The Red Sox were coming off a very disappointing 2014 season where they found themselves going from worst to first to worst. In that following the offseason, the Red Sox were in dire need of some left-handed help in the bullpen and sent one of their pitching prospects, Anthony Ranaudo, to Texas in exchange for Ross Jr. They also traded for Rick Porcello and Wade Miley and signed Pablo Sandoval and Justin Masterson. It seemed like the team was determined to move out of the basement of the AL East. The Baseball Gods would have other plans for the team, though, and they started cold with a 9-17 record in April and then went 6-20 in May. Things looked bleak. Ross was on the Triple-A shuttle but returned for good in the middle of May. Then he did this.

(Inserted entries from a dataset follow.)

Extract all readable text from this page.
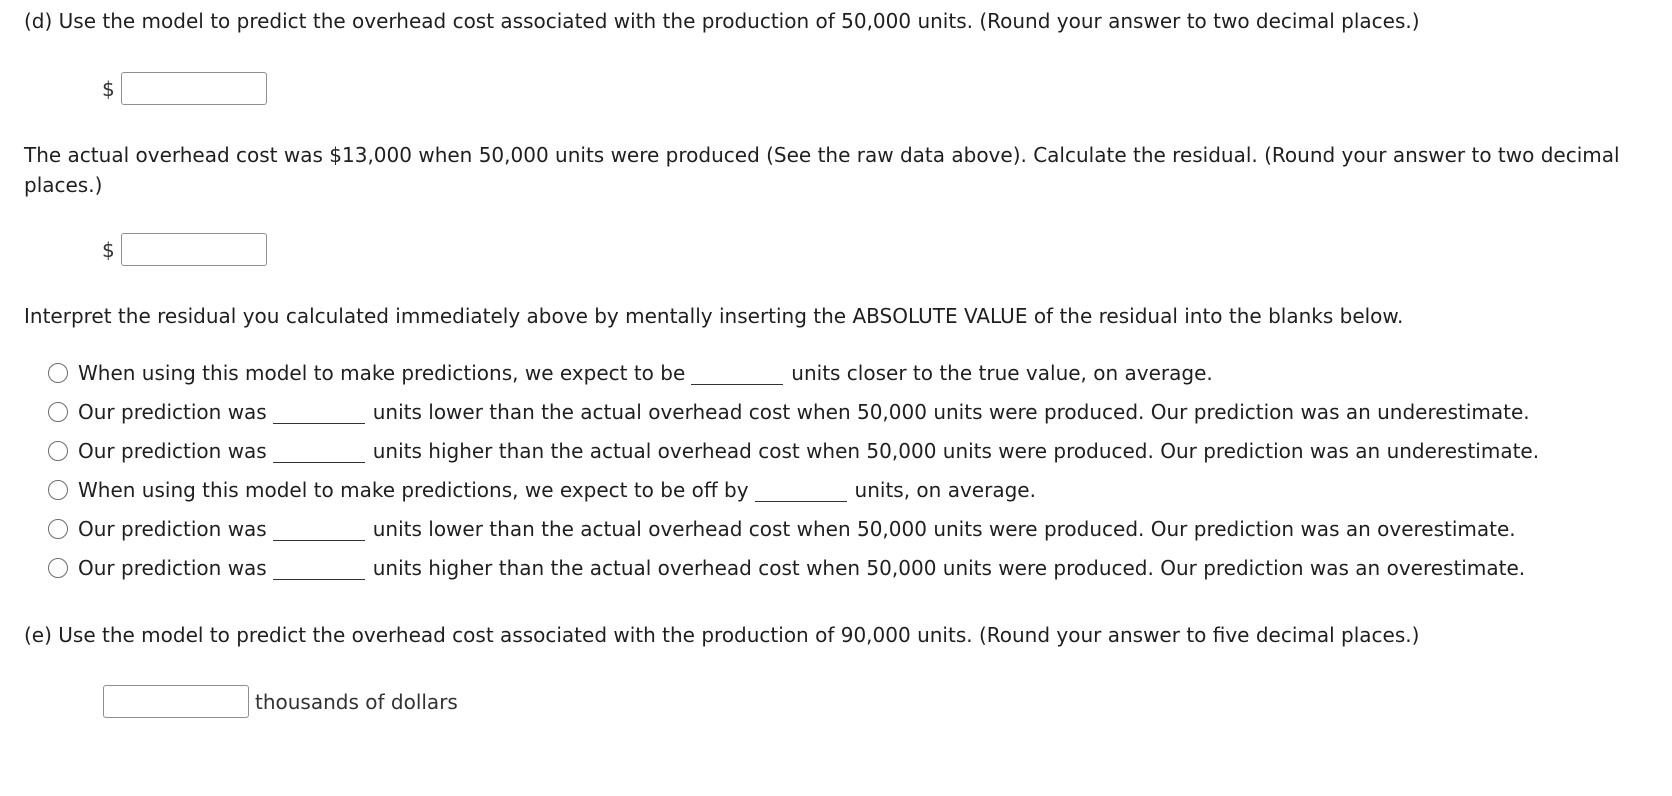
(d) Use the model to predict the overhead cost associated with the production of 50,000 units. (Round your answer to two decimal places.)
$
The actual overhead cost was $13,000 when 50,000 units were produced (See the raw data above). Calculate the residual. (Round your answer to two decimal places.)
$
Interpret the residual you calculated immediately above by mentally inserting the ABSOLUTE VALUE of the residual into the blanks below.
When using this model to make predictions, we expect to be	units closer to the true value, on average.
Our prediction was	units lower than the actual overhead cost when 50,000 units were produced. Our prediction was an underestimate.
Our prediction was	units higher than the actual overhead cost when 50,000 units were produced. Our prediction was an underestimate.
When using this model to make predictions, we expect to be off by	units, on average.
Our prediction was	units lower than the actual overhead cost when 50,000 units were produced. Our prediction was an overestimate.
Our prediction was	units higher than the actual overhead cost when 50,000 units were produced. Our prediction was an overestimate.
(e) Use the model to predict the overhead cost associated with the production of 90,000 units. (Round your answer to five decimal places.)
thousands of dollars
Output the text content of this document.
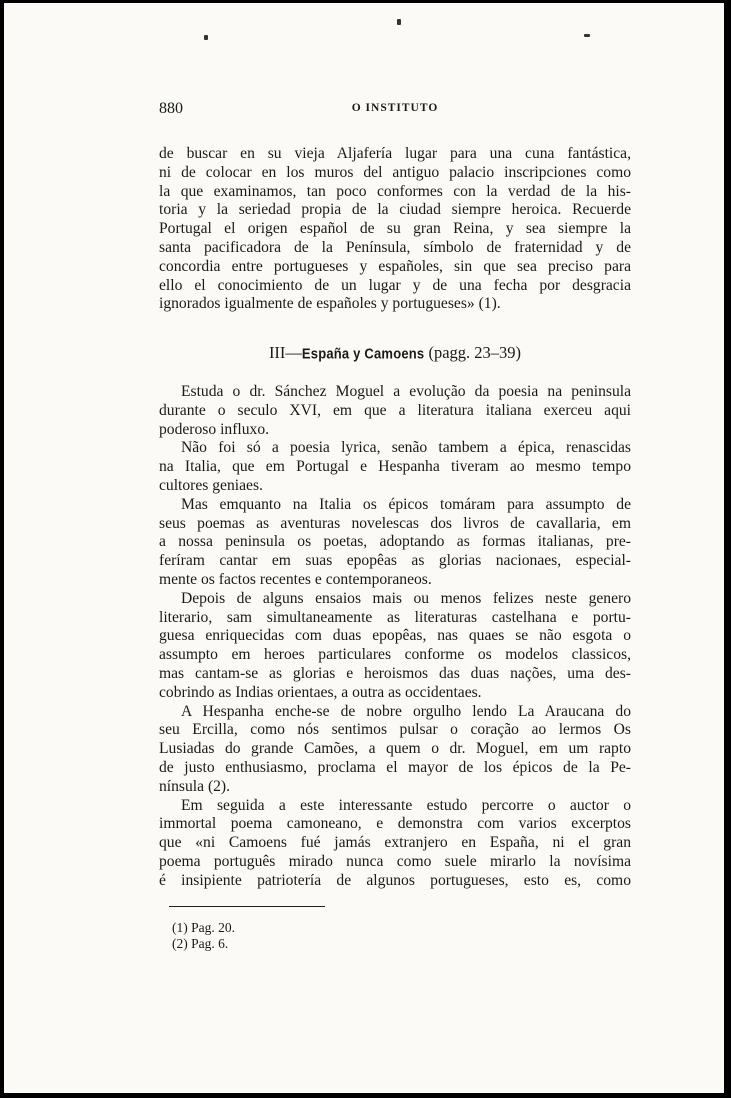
880	O INSTITUTO
de buscar en su vieja Aljafería lugar para una cuna fantástica,
ni de colocar en los muros del antiguo palacio inscripciones como
la que examinamos, tan poco conformes con la verdad de la his-
toria y la seriedad propia de la ciudad siempre heroica. Recuerde
Portugal el origen español de su gran Reina, y sea siempre la
santa pacificadora de la Península, símbolo de fraternidad y de
concordia entre portugueses y españoles, sin que sea preciso para
ello el conocimiento de un lugar y de una fecha por desgracia
ignorados igualmente de españoles y portugueses» (1).
III—España y Camoens (pagg. 23–39)
Estuda o dr. Sánchez Moguel a evolução da poesia na peninsula
durante o seculo XVI, em que a literatura italiana exerceu aqui
poderoso influxo.
Não foi só a poesia lyrica, senão tambem a épica, renascidas
na Italia, que em Portugal e Hespanha tiveram ao mesmo tempo
cultores geniaes.
Mas emquanto na Italia os épicos tomáram para assumpto de
seus poemas as aventuras novelescas dos livros de cavallaria, em
a nossa peninsula os poetas, adoptando as formas italianas, pre-
feríram cantar em suas epopêas as glorias nacionaes, especial-
mente os factos recentes e contemporaneos.
Depois de alguns ensaios mais ou menos felizes neste genero
literario, sam simultaneamente as literaturas castelhana e portu-
guesa enriquecidas com duas epopêas, nas quaes se não esgota o
assumpto em heroes particulares conforme os modelos classicos,
mas cantam-se as glorias e heroismos das duas nações, uma des-
cobrindo as Indias orientaes, a outra as occidentaes.
A Hespanha enche-se de nobre orgulho lendo La Araucana do
seu Ercilla, como nós sentimos pulsar o coração ao lermos Os
Lusiadas do grande Camões, a quem o dr. Moguel, em um rapto
de justo enthusiasmo, proclama el mayor de los épicos de la Pe-
nínsula (2).
Em seguida a este interessante estudo percorre o auctor o
immortal poema camoneano, e demonstra com varios excerptos
que «ni Camoens fué jamás extranjero en España, ni el gran
poema português mirado nunca como suele mirarlo la novísima
é insipiente patriotería de algunos portugueses, esto es, como
(1) Pag. 20.
(2) Pag. 6.
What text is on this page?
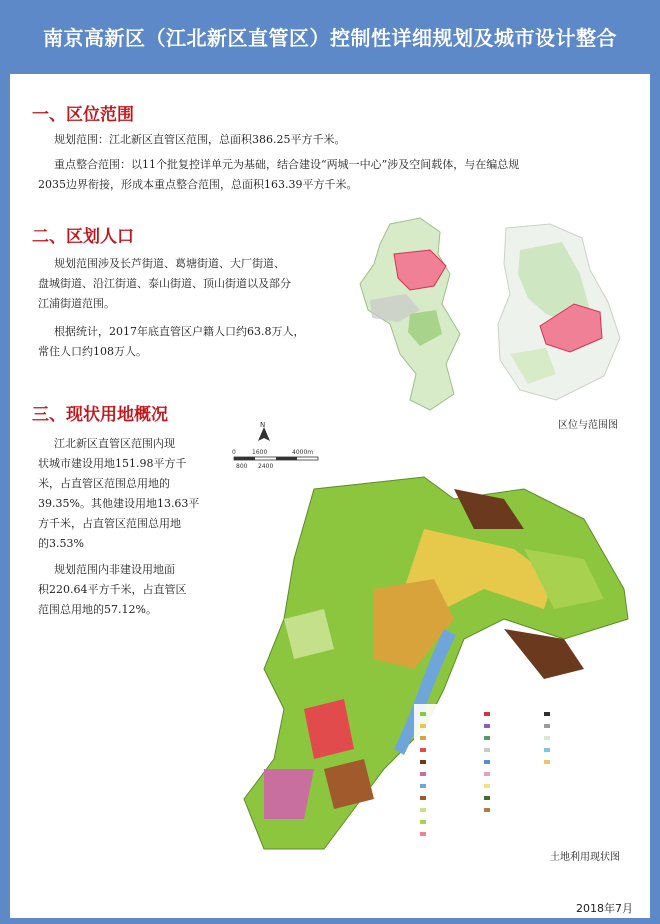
南京高新区（江北新区直管区）控制性详细规划及城市设计整合
一、区位范围

规划范围：江北新区直管区范围，总面积386.25平方千米。

重点整合范围：以11个批复控详单元为基础，结合建设“两城一中心”涉及空间载体，与在编总规

2035边界衔接，形成本重点整合范围，总面积163.39平方千米。

二、区划人口

规划范围涉及长芦街道、葛塘街道、大厂街道、

盘城街道、沿江街道、泰山街道、顶山街道以及部分

江浦街道范围。

根据统计，2017年底直管区户籍人口约63.8万人，

常住人口约108万人。

区位与范围图
三、现状用地概况

江北新区直管区范围内现

状城市建设用地151.98平方千

米，占直管区范围总用地的

39.35%。其他建设用地13.63平

方千米，占直管区范围总用地

的3.53%

规划范围内非建设用地面

积220.64平方千米，占直管区

范围总用地的57.12%。

N
0	1600	4000m
800 2400
土地利用现状图
2018年7月
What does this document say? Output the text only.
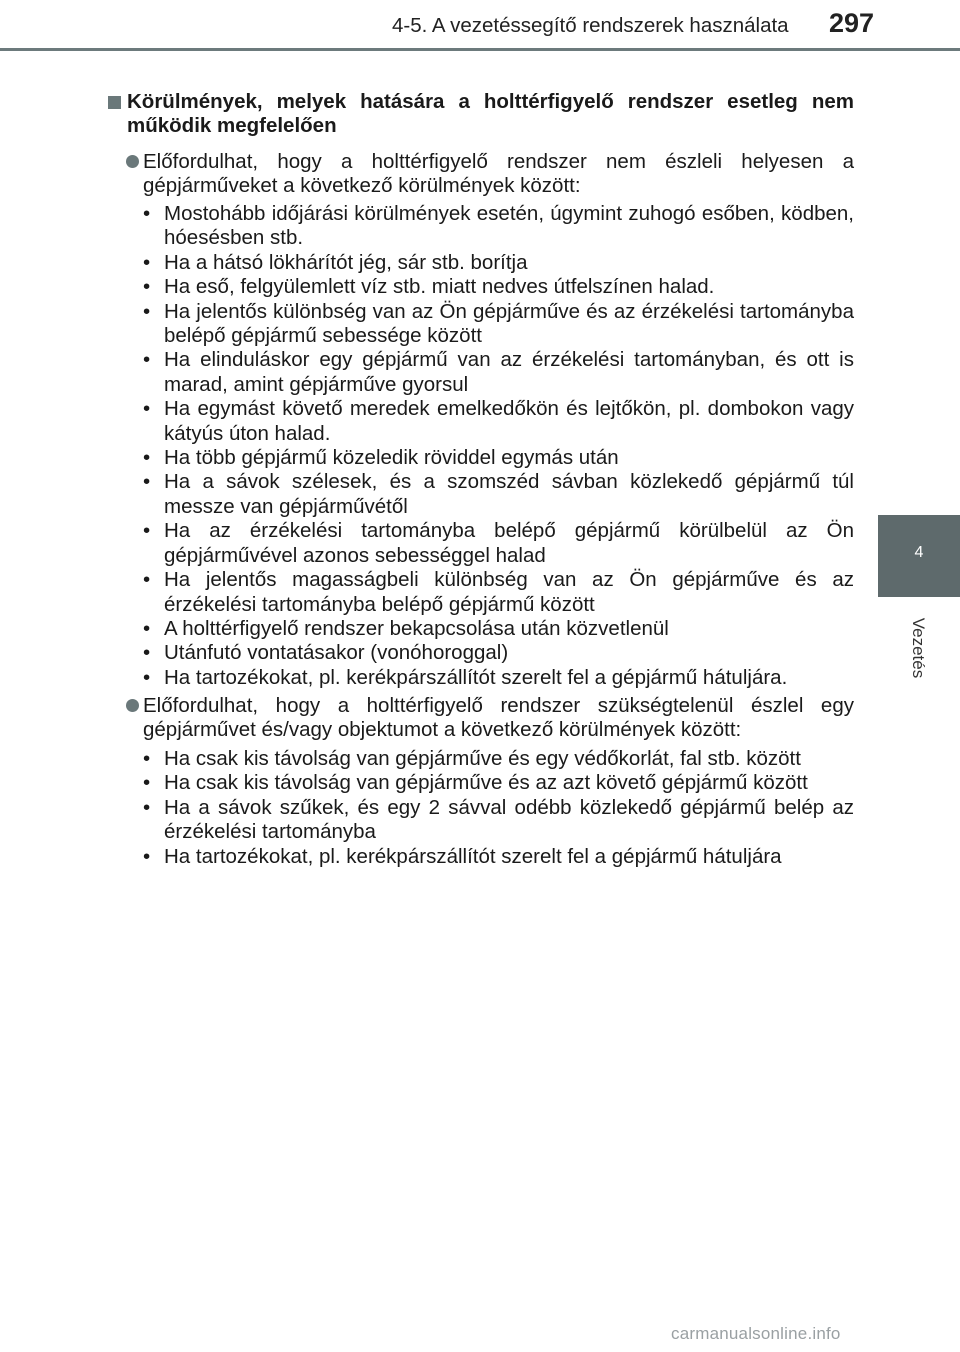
4-5. A vezetéssegítő rendszerek használata 297
4
Vezetés
Körülmények, melyek hatására a holttérfigyelő rendszer esetleg nem működik megfelelően
Előfordulhat, hogy a holttérfigyelő rendszer nem észleli helyesen a gépjárműveket a következő körülmények között:
• Mostohább időjárási körülmények esetén, úgymint zuhogó esőben, ködben, hóesésben stb.
• Ha a hátsó lökhárítót jég, sár stb. borítja
• Ha eső, felgyülemlett víz stb. miatt nedves útfelszínen halad.
• Ha jelentős különbség van az Ön gépjárműve és az érzékelési tartományba belépő gépjármű sebessége között
• Ha elinduláskor egy gépjármű van az érzékelési tartományban, és ott is marad, amint gépjárműve gyorsul
• Ha egymást követő meredek emelkedőkön és lejtőkön, pl. dombokon vagy kátyús úton halad.
• Ha több gépjármű közeledik röviddel egymás után
• Ha a sávok szélesek, és a szomszéd sávban közlekedő gépjármű túl messze van gépjárművétől
• Ha az érzékelési tartományba belépő gépjármű körülbelül az Ön gépjárművével azonos sebességgel halad
• Ha jelentős magasságbeli különbség van az Ön gépjárműve és az érzékelési tartományba belépő gépjármű között
• A holttérfigyelő rendszer bekapcsolása után közvetlenül
• Utánfutó vontatásakor (vonóhoroggal)
• Ha tartozékokat, pl. kerékpárszállítót szerelt fel a gépjármű hátuljára.
Előfordulhat, hogy a holttérfigyelő rendszer szükségtelenül észlel egy gépjárművet és/vagy objektumot a következő körülmények között:
• Ha csak kis távolság van gépjárműve és egy védőkorlát, fal stb. között
• Ha csak kis távolság van gépjárműve és az azt követő gépjármű között
• Ha a sávok szűkek, és egy 2 sávval odébb közlekedő gépjármű belép az érzékelési tartományba
• Ha tartozékokat, pl. kerékpárszállítót szerelt fel a gépjármű hátuljára
carmanualsonline.info
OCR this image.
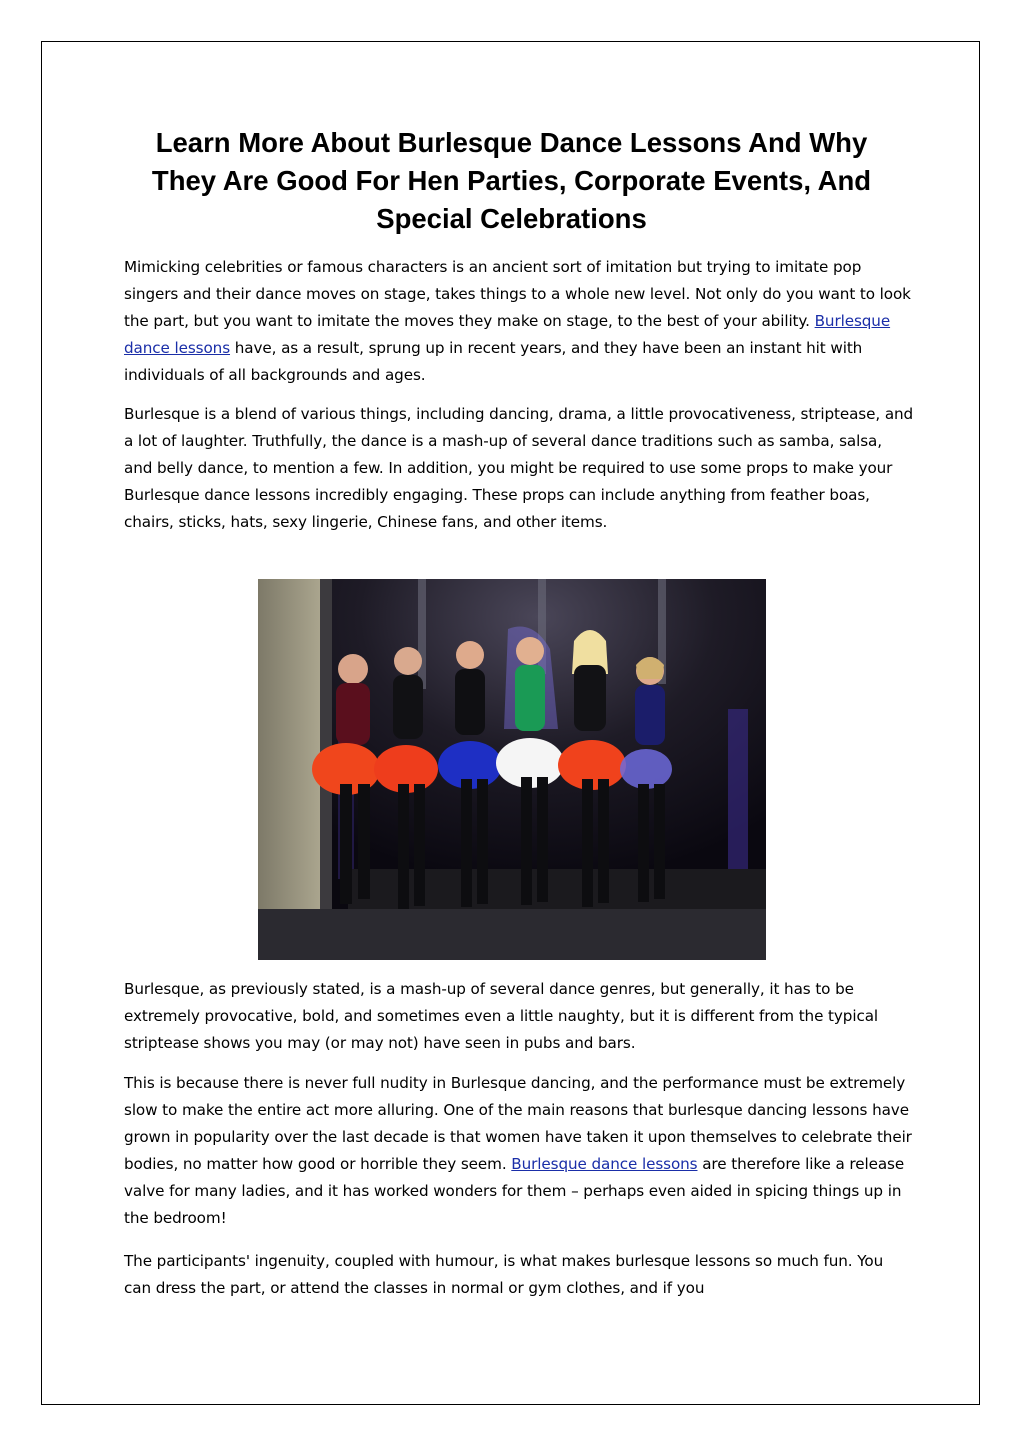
Learn More About Burlesque Dance Lessons And Why They Are Good For Hen Parties, Corporate Events, And Special Celebrations

Mimicking celebrities or famous characters is an ancient sort of imitation but trying to imitate pop singers and their dance moves on stage, takes things to a whole new level. Not only do you want to look the part, but you want to imitate the moves they make on stage, to the best of your ability. Burlesque dance lessons have, as a result, sprung up in recent years, and they have been an instant hit with individuals of all backgrounds and ages.

Burlesque is a blend of various things, including dancing, drama, a little provocativeness, striptease, and a lot of laughter. Truthfully, the dance is a mash-up of several dance traditions such as samba, salsa, and belly dance, to mention a few. In addition, you might be required to use some props to make your Burlesque dance lessons incredibly engaging. These props can include anything from feather boas, chairs, sticks, hats, sexy lingerie, Chinese fans, and other items.

Burlesque, as previously stated, is a mash-up of several dance genres, but generally, it has to be extremely provocative, bold, and sometimes even a little naughty, but it is different from the typical striptease shows you may (or may not) have seen in pubs and bars.

This is because there is never full nudity in Burlesque dancing, and the performance must be extremely slow to make the entire act more alluring. One of the main reasons that burlesque dancing lessons have grown in popularity over the last decade is that women have taken it upon themselves to celebrate their bodies, no matter how good or horrible they seem. Burlesque dance lessons are therefore like a release valve for many ladies, and it has worked wonders for them – perhaps even aided in spicing things up in the bedroom!

The participants' ingenuity, coupled with humour, is what makes burlesque lessons so much fun. You can dress the part, or attend the classes in normal or gym clothes, and if you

This was not just a one time occurrence either. After this, the catches/attempted catches kept coming and continued into the 2016 season.

After catching a David Ortiz home run in his hat, his performance improved. At the end of May, Ross Jr. had a 5.29 ERA, 1.53 WHIP and 127 ERA-, which is not what you want.

After May, however, he started to incorporate his slider and curveball. His slider was especially lethal. It held batters to a .157 AVG, with a 28.3 strikeout rate. The slider was a major worm killer, inducing ground balls 68.6 percent of the time and his average exit velocity of 83.1 MPH was in the 98th percentile for the league. Was incorporating the slider more or catching a David Ortiz bomb the reason for his improvement? I’ll let you decide.

Ross Jr. started to see more and more seventh and eighth inning work as the awful season continued. The season got even worse after Koji Uehara’s wrist was broken by a comebacker in early August that ended his season. Ross Jr. split the closing duties with Junichi Tazawa and finished the season with a 3.44 ERA, six holds, and six saves in his 22 appearances.

So in a awful season where we would finish last for the second year in a row, Don Orsillo would call his last Red Sox game, and John Farrell stepped down as manager to battle lymphoma, the one bright spot I remember was Ross Jr. making those hat catches from the bullpen.